1955–60; homo(sexual) + -phobia
…and the more I analyze it, I suppose you’re not technically homophobic if you “don’t have a problem with gays, but just don’t think they should marry” … in fact, you’re actually something much worse. Because a fear is something that people get over all the time, and it’s typically centered around the unknown … figure out how to put things in perspective and you can work through a fear of heights or the dark or whatever.
But a belief is different because at that point there’s not really an unknown anymore – you’ve made up your mind, and all that’s left is to pass judgement … in this case, by denying other people the same right to marry that you enjoy yourself as a heterosexual simply because they’re different than you. It’s alright to be afraid of things that you don’t understand because eventually if those things become significant enough in our lives, we’re forced with facing our fears and working through those hang-ups like human beings. But to just blatantly proclaim that someone else doesn’t deserve certain rights because of a personal choice of your own beliefs … well, that’s just not very nice and it doesn’t say a whole lot about your character, in my opinion.
And it’s because of this very reason why the Separation of Church and State is so important in our country, and why we need to keep pushing to get gay rights sorted out around here once and for all, because what sense does it make to have laws on our books based on religious beliefs when not everyone in the nation shares those beliefs??? It really baffles me – here, I don’t even believe in God, and yet I’m allowed to get married because I happen to have been born straight, and yet there are plenty of spiritually oriented gay people out there who are denied that same right strictly because of their sexual orientation.
From my perspective it’s pretty simple – you have marriage in the eyes of the government, and you have marriage in the eyes of the church. The first becomes an umbrella for 1,138 rights and privileges that are extended to married citizens by the United States government, and the second can have a variety of definitions, benefits, and responsibilities depending on one’s own personal beliefs.

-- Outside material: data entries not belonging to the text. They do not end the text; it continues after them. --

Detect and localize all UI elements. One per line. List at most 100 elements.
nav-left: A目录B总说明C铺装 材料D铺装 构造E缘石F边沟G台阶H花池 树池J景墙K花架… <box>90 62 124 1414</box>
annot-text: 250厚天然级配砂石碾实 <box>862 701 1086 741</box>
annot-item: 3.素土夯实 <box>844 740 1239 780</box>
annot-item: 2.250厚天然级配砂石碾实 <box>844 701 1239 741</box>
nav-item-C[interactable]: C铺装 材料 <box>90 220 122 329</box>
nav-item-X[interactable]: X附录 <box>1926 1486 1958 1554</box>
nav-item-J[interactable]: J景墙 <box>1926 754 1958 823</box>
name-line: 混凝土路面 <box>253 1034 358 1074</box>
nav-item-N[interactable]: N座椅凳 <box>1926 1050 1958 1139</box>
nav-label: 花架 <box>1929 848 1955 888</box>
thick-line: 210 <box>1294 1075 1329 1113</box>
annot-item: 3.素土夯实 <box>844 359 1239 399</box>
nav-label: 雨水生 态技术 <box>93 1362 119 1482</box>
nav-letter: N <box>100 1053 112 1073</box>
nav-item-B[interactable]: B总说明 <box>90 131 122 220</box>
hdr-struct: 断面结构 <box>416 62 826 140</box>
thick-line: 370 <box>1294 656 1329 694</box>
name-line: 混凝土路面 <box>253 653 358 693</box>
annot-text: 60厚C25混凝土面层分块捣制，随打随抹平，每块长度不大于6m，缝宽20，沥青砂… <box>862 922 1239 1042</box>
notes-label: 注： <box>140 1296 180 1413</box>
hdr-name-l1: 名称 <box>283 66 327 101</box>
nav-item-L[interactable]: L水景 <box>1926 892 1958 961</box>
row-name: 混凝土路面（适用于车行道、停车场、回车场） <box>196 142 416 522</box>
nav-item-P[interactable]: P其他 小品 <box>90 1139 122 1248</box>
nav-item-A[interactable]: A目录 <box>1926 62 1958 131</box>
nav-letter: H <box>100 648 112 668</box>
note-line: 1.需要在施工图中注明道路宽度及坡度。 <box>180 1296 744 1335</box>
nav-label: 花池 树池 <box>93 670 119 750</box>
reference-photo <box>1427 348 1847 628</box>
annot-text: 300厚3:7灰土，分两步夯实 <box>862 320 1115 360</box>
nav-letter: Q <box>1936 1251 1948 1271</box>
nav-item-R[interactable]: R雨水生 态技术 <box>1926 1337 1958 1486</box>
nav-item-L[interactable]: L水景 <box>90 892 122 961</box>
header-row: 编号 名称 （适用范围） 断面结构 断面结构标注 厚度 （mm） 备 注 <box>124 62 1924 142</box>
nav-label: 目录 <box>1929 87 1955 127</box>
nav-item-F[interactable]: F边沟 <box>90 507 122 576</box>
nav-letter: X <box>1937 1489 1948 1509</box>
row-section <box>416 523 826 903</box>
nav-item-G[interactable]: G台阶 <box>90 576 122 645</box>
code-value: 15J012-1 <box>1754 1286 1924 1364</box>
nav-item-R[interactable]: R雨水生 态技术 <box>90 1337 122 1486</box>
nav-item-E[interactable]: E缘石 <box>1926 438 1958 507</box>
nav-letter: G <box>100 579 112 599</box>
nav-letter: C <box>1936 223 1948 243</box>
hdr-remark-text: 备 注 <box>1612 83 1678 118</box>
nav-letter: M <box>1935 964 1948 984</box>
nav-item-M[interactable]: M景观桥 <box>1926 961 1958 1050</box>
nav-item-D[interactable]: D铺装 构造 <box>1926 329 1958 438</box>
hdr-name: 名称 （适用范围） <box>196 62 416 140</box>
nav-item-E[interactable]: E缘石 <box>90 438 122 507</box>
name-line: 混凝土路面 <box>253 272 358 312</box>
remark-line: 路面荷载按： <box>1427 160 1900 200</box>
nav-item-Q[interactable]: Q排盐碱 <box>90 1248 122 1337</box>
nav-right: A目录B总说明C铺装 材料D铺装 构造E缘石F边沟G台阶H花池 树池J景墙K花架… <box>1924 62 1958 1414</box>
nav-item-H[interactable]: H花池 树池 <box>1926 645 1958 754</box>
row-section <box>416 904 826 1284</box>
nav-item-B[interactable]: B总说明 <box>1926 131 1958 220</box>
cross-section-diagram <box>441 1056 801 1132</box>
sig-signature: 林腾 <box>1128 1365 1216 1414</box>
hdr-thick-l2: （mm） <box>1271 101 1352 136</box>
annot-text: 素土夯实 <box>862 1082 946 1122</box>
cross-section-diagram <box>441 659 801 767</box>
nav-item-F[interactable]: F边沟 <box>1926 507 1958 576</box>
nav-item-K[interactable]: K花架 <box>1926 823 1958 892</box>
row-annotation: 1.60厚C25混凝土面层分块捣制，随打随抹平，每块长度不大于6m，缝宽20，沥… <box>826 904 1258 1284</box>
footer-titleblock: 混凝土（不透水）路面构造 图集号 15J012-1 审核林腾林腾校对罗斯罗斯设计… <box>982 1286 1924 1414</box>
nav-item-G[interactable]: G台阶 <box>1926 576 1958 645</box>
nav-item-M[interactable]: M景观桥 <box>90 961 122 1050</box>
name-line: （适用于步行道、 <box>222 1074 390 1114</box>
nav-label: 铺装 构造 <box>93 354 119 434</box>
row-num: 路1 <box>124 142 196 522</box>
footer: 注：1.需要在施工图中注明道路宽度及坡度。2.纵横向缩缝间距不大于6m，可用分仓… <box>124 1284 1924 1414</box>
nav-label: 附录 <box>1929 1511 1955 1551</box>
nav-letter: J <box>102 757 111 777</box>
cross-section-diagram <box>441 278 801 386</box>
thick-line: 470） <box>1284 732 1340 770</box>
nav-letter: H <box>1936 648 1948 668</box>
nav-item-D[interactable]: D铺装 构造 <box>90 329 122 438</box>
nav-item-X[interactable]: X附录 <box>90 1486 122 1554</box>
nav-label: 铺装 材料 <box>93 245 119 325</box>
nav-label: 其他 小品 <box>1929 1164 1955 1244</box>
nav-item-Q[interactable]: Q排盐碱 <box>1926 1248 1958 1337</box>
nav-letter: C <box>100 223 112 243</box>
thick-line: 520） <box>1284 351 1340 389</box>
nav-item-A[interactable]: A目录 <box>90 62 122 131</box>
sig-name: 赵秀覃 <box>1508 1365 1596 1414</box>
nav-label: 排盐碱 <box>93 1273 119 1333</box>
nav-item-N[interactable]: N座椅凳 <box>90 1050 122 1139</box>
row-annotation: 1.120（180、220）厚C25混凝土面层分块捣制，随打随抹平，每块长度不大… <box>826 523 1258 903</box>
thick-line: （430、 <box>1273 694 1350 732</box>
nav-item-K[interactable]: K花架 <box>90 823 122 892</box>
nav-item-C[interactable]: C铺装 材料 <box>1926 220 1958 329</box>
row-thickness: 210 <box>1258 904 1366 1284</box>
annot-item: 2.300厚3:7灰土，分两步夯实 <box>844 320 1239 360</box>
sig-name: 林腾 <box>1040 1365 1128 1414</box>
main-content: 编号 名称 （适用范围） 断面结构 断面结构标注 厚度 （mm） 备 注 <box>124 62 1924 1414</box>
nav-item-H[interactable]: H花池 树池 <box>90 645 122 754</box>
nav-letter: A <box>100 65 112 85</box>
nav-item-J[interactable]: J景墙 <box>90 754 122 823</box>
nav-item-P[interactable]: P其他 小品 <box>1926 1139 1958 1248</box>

That they happen to share the term marriage is unfortunate simply on account of the constant conflict pitting one against the other, but considering that our constitution guarantees that no national religion will be established, it makes only common sense that the government would have its own definition that would legally stand on its own from the individual interpretations of over 310 different religious denominations throughout the country.
I suppose in the long run I’m not going to lose a whole lot of sleep if you insist on harboring beliefs that just make you not a very nice person, but as long as there are still laws based on your mean-spirited, though admittedly non-homophobic beliefs, then that’s something that needs to change.